2 tablespoons vegan butter
12-ounce block extra firm organic tofu drained and pressed
2 large cloves garlic, minced
1 yellow onion, diced
1 tablespoon curry powder
One 13-ounce can of coconut milk
2 tablespoons agave
1/4 teaspoon kosher salt
juice of 1 lime
10 fresh basil leaves, chopped
1 tablespoon Sriracha or other hot sauce
Cooked Calrose or basmati rice for serving
Press the tofu and remove as much liquid as possible. Then slice the tofu into approximately 1-inch pieces.
Next, melt the butter in a large skillet over medium heat. Add the tofu and cook, turning the tofu often until all sides are lightly brown and crisp. Transfer to a plate lined with a paper towel and set aside.

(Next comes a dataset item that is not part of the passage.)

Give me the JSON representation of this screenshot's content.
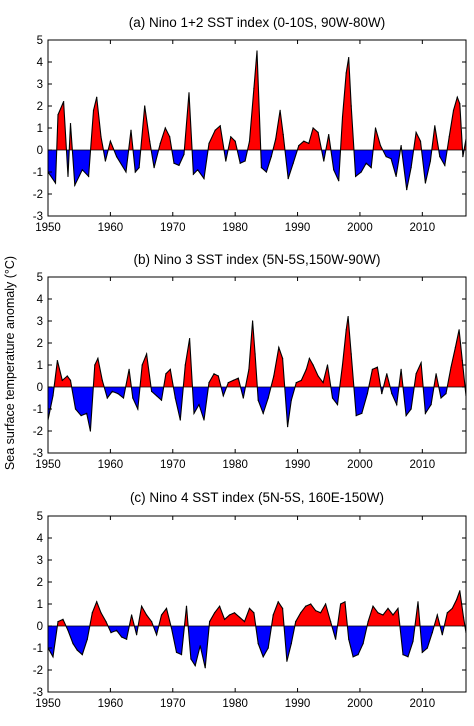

Add the garlic and onions to the same skillet. Cook, stirring continuously for about 2 minutes. Sprinkle the curry powder over the onions and cook for another 1 to 2 minutes. Reduce the heat to medium-low, add the coconut milk, and stir until well combined. Next, add the agave, salt, and lime juice. Bring the sauce up to a simmer and cook until the sauce begins to thicken. Finally, add the tofu to the pan and toss to coat.
Stir in the basil and hot sauce, and you're ready to serve. Serve the tofu and sauce over a bed of cooked rice and garnish with additional basil and lime.